A robot finding his purpose, but kinda looses his way. Short and episodic in nature. Wish there was more!
Title: Ni no Maeshii no Tsukaikata
English: How to Use Ninomae Shii
Author & Illustrator: Nekosuna Ippei
Publishing Years: 2011-12
Let me introduce you to Ninomae Shii an android, built by a super genius who is only in middle school. But our silent creator doesn’t get the spotlight for too long since she remains mute in the series (only communicating through flash cards). Rather, the main focus is on the robot who is trying to find a purpose for his creation. While looking for a directive, Shii encounters unique people that usually get him into hilarious outcomes.
Much of the comedy is set in the combined middle/ high school building Shii is literally plugged into; he has a power chord for a tail and can’t really leave the robotics club room. Shii becomes mobile by the middle of the manga, allowing for more off campus antics.
The manga has a slow going story, leaving room for some character development. But a majority of the content is focused on periodic comedy and quite a few fan service bits.
What I enjoyed the most out of this manga would probably be on the supporting cast. Aside from the middle school genius, there’s a pervert that takes every opportunity to flip skirts, a (not to sneaky) ninja sent by the Japanese government to monitor the robot, and student council president that actually does her job!
Interactions between these characters are a joy and they definitely grow to be likeable. And, towards the middle, relationships are established with the most unlikely of people, but certainly appreciated in this 30 chapter manga.
The manga’s run was a short burst of delight that I wished had continued; it was a sudden announcement in the penultimate chapter that the series would come to an end, surprising me out of nowhere.
The art style Ippei uses is normal yet cute.
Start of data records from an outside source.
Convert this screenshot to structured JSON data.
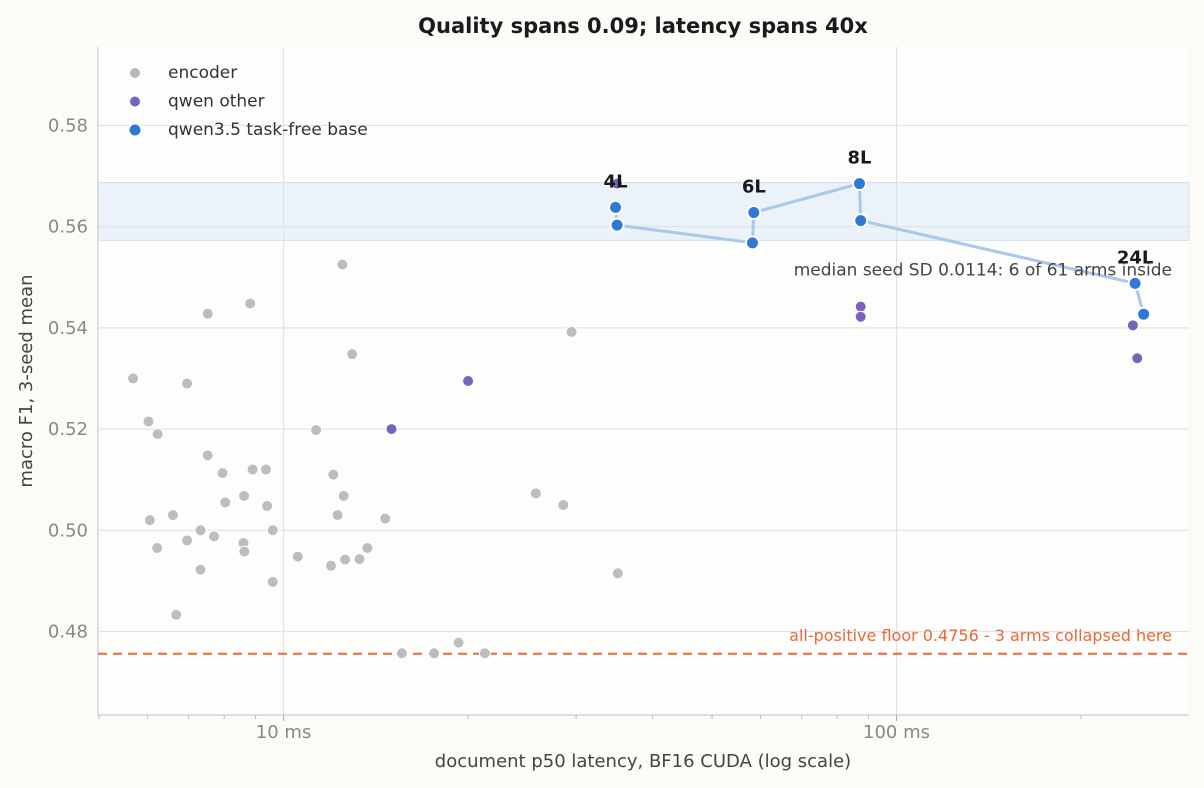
{
  "chart_data": {
    "type": "scatter",
    "title": "Quality spans 0.09; latency spans 40x",
    "xlabel": "document p50 latency, BF16 CUDA (log scale)",
    "ylabel": "macro F1, 3-seed mean",
    "xscale": "log",
    "xlim": [
      4.98,
      300
    ],
    "ylim": [
      0.4635,
      0.5955
    ],
    "x_ticks": [
      {
        "value": 10,
        "label": "10 ms"
      },
      {
        "value": 100,
        "label": "100 ms"
      }
    ],
    "y_ticks": [
      {
        "value": 0.48,
        "label": "0.48"
      },
      {
        "value": 0.5,
        "label": "0.50"
      },
      {
        "value": 0.52,
        "label": "0.52"
      },
      {
        "value": 0.54,
        "label": "0.54"
      },
      {
        "value": 0.56,
        "label": "0.56"
      },
      {
        "value": 0.58,
        "label": "0.58"
      }
    ],
    "grid": true,
    "legend_position": "top-left",
    "series": [
      {
        "name": "encoder",
        "color": "#b9b9b9",
        "points": [
          [
            5.68,
            0.53
          ],
          [
            6.02,
            0.5215
          ],
          [
            6.23,
            0.519
          ],
          [
            6.05,
            0.502
          ],
          [
            6.22,
            0.4965
          ],
          [
            6.6,
            0.503
          ],
          [
            6.68,
            0.4833
          ],
          [
            6.96,
            0.498
          ],
          [
            6.96,
            0.529
          ],
          [
            7.32,
            0.4922
          ],
          [
            7.32,
            0.5
          ],
          [
            7.52,
            0.5428
          ],
          [
            7.52,
            0.5148
          ],
          [
            7.7,
            0.4988
          ],
          [
            7.95,
            0.5113
          ],
          [
            8.03,
            0.5055
          ],
          [
            8.6,
            0.4975
          ],
          [
            8.63,
            0.4958
          ],
          [
            8.62,
            0.5068
          ],
          [
            8.82,
            0.5448
          ],
          [
            8.9,
            0.512
          ],
          [
            9.36,
            0.512
          ],
          [
            9.4,
            0.5048
          ],
          [
            9.6,
            0.5
          ],
          [
            9.6,
            0.4898
          ],
          [
            10.55,
            0.4948
          ],
          [
            11.3,
            0.5198
          ],
          [
            11.95,
            0.493
          ],
          [
            12.05,
            0.511
          ],
          [
            12.25,
            0.503
          ],
          [
            12.47,
            0.5525
          ],
          [
            12.53,
            0.5068
          ],
          [
            12.6,
            0.4942
          ],
          [
            12.94,
            0.5348
          ],
          [
            13.3,
            0.4943
          ],
          [
            13.7,
            0.4965
          ],
          [
            14.65,
            0.5023
          ],
          [
            14.97,
            0.5198
          ],
          [
            15.6,
            0.4757
          ],
          [
            17.6,
            0.4757
          ],
          [
            19.3,
            0.4778
          ],
          [
            21.3,
            0.4757
          ],
          [
            25.8,
            0.5073
          ],
          [
            28.6,
            0.505
          ],
          [
            29.5,
            0.5392
          ],
          [
            35.1,
            0.4915
          ]
        ]
      },
      {
        "name": "qwen other",
        "color": "#7a63bd",
        "points": [
          [
            15.0,
            0.52
          ],
          [
            20.0,
            0.5295
          ],
          [
            35.0,
            0.5685
          ],
          [
            87.4,
            0.5442
          ],
          [
            87.4,
            0.5422
          ],
          [
            243,
            0.5405
          ],
          [
            247,
            0.534
          ]
        ]
      },
      {
        "name": "qwen3.5 task-free base",
        "color": "#2f78d6",
        "points": [
          [
            34.8,
            0.5638
          ],
          [
            35.0,
            0.5603
          ],
          [
            58.2,
            0.5568
          ],
          [
            58.5,
            0.5628
          ],
          [
            87.0,
            0.5685
          ],
          [
            87.4,
            0.5612
          ],
          [
            245,
            0.5488
          ],
          [
            253,
            0.5427
          ]
        ]
      }
    ],
    "base_path": [
      [
        34.8,
        0.5638
      ],
      [
        35.0,
        0.5603
      ],
      [
        58.2,
        0.5568
      ],
      [
        58.5,
        0.5628
      ],
      [
        87.0,
        0.5685
      ],
      [
        87.4,
        0.5612
      ],
      [
        245,
        0.5488
      ],
      [
        253,
        0.5427
      ]
    ],
    "layer_labels": [
      {
        "text": "4L",
        "x": 34.8,
        "y": 0.5638
      },
      {
        "text": "6L",
        "x": 58.5,
        "y": 0.5628
      },
      {
        "text": "8L",
        "x": 87.0,
        "y": 0.5685
      },
      {
        "text": "24L",
        "x": 245,
        "y": 0.5488
      }
    ],
    "seed_band": {
      "y0": 0.5573,
      "y1": 0.5687,
      "y_center": 0.56
    },
    "seed_band_label": "median seed SD 0.0114: 6 of 61 arms inside",
    "floor": {
      "y": 0.4756,
      "label": "all-positive floor 0.4756 - 3 arms collapsed here",
      "color": "#e8693a"
    }
  }
}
Some characters appear to be plain since they have looks that are proven to work in most other character types. But I’m not saying they’re bland; it’s all about the personalities mentioned earlier. This manga also has ecchi moments at almost every third chapter, but at least it’s expected in the chapter rather than out of nowhere. Those scenes are pretty good; just remember they’re in high school…
As for comparisons, I mostly identify with Nichijou because both have a robot character that are trying to fit in, with lots of comedy set in the stories.
Give it a read since it’s short and pleasing.